Xavier ließ das kalt. „Sehen wir es mal so: Unsere Evolution ist immer noch im vollen Gange. Ich habe das Blut des Vampirgottes getrunken. Also bin ich gegen diese verfluchte Chemikalie immun – du übrigens auch – und alle meine Geschöpfe werden es wohl ebenfalls sein. Im Gegensatz zu dir, Vater-“ Dieses Wort klang besonders zynisch. „- habe ich aber keine Bedenken, neue Vampire zu erschaffen.“
Es blieb eine Weile still. Jasons Gedanken rasten.

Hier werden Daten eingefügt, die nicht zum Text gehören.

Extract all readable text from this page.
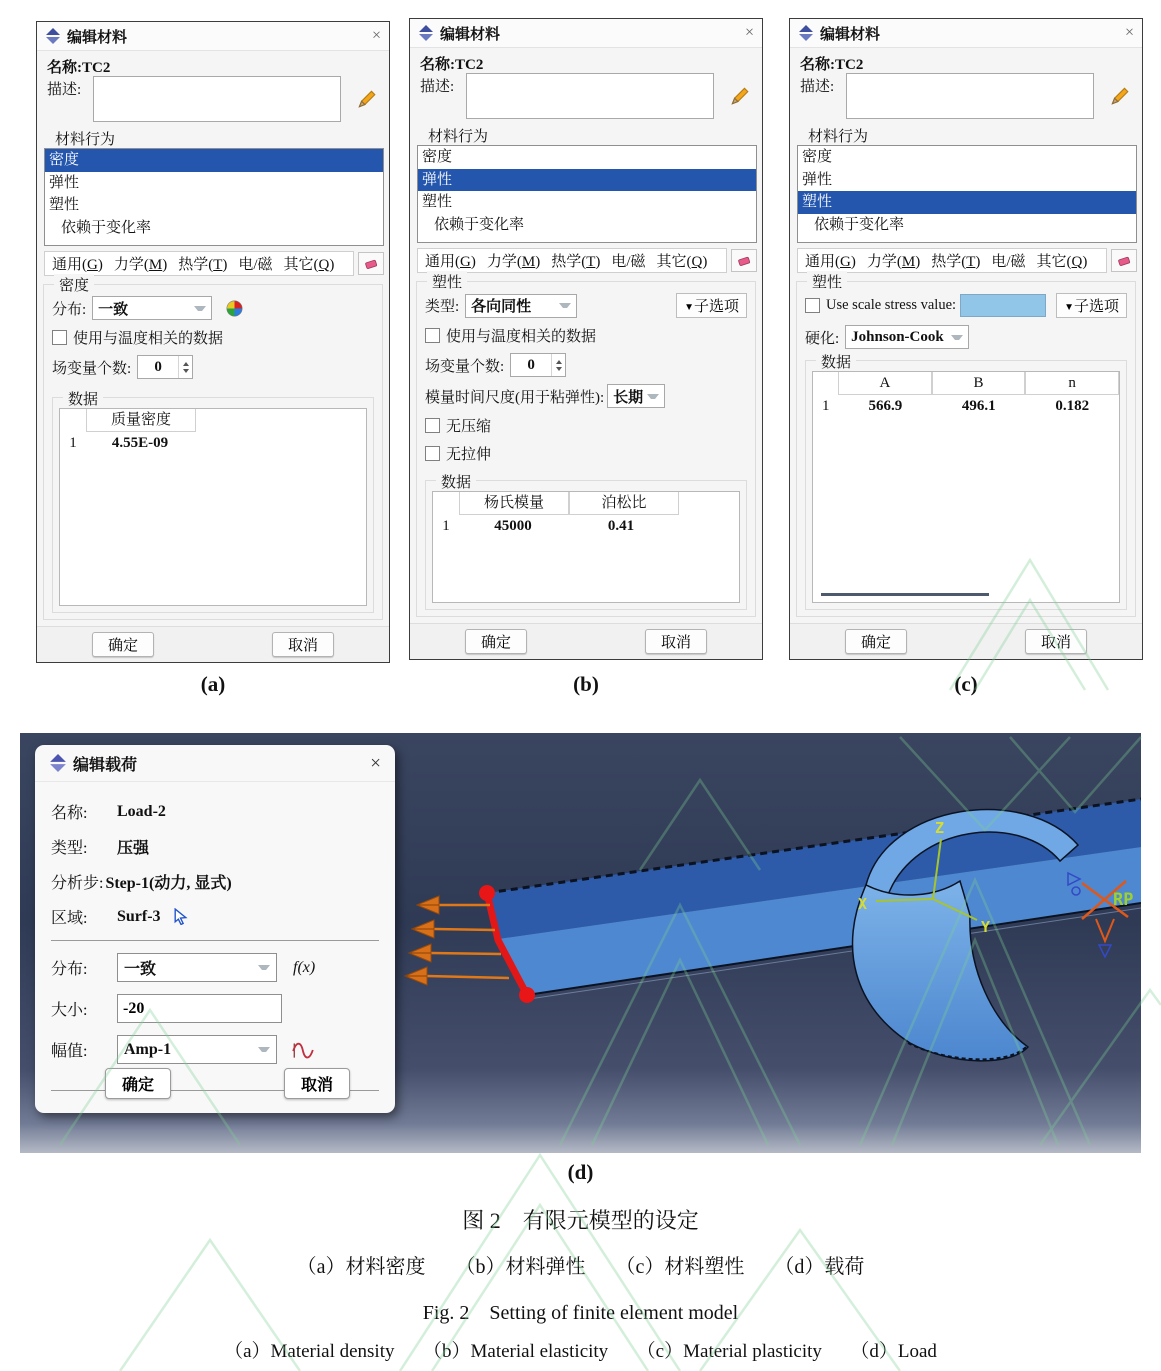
编辑材料	×
名称:TC2
描述:
材料行为
密度
弹性
塑性
依赖于变化率
通用(G) 力学(M) 热学(T) 电/磁 其它(Q)
密度
分布: 一致
使用与温度相关的数据
场变量个数:	0
数据
质量密度
1	4.55E-09
确定	取消
(a)
编辑材料	×
名称:TC2
描述:
材料行为
密度
弹性
塑性
依赖于变化率
通用(G) 力学(M) 热学(T) 电/磁 其它(Q)
塑性
类型: 各向同性	▼子选项
使用与温度相关的数据
场变量个数:	0
模量时间尺度(用于粘弹性): 长期
无压缩
无拉伸
数据
杨氏模量	泊松比
1	45000	0.41
确定	取消
(b)
编辑材料	×
名称:TC2
描述:
材料行为
密度
弹性
塑性
依赖于变化率
通用(G) 力学(M) 热学(T) 电/磁 其它(Q)
塑性
Use scale stress value:	▼子选项
硬化: Johnson-Cook
数据
A	B	n
1	566.9	496.1	0.182
确定	取消
(c)
Z
X
Y
RP
编辑载荷	×
名称:	Load-2
类型:	压强
分析步: Step-1(动力, 显式)
区域:	Surf-3
分布:	一致	f(x)
大小:
-20
幅值:	Amp-1
确定	取消
(d)
图 2　有限元模型的设定
（a）材料密度　　（b）材料弹性　　（c）材料塑性　　（d）载荷
Fig. 2　Setting of finite element model
（a）Material density　　（b）Material elasticity　　（c）Material plasticity　　（d）Load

Damit würde er Xavier Dantes als gleichrangig anerkennen. „Und wenn ich darauf eingehe, lässt du Leander frei?“
Xavier nickte. „Darauf hast du mein Wort. Als Spielzeug taugt er sowieso nicht viel!“ Bei diesen Worten betrachtete der junge Mann seine gepflegten Fingernägel. Dann blickte er wieder zu dem Fürsten der Neuzeitvampire hinüber. „Also? Schließlich hatte ich damals auch keine große Wohl, entweder den Tod oder – deine Welt! Allerdings…“ Der junge Vampir zögerte kurz. „…mit dir an meiner Seite…“
Jasons Lachen klang bitter. „Vergiss es. Du warst eine einmalige Angelegenheit, und ich bin nicht gerade stolz auf das, was ich getan habe!“
Xavier verzog beleidigt das Gesicht. „Bring Leander unverzüglich wieder zurück nach Italien. Dann sehen wir weiter!“, forderte Jason jetzt. Er wollte sich auf keine weitere Diskussion einlassen.
* * *
Leander war wütend – auf sich selbst. Seit seiner Rückkehr auf das Weingut schimpfte er ununterbrochen vor sich hin. Er fühlte sich gedemütigt. Die kleinen, oberflächlichen Kratzwunden auf seiner Brust waren schon im Abheilen begriffen. Immer noch konnte er nicht glauben, dass der junge Bursche ihn hatte überwältigen können.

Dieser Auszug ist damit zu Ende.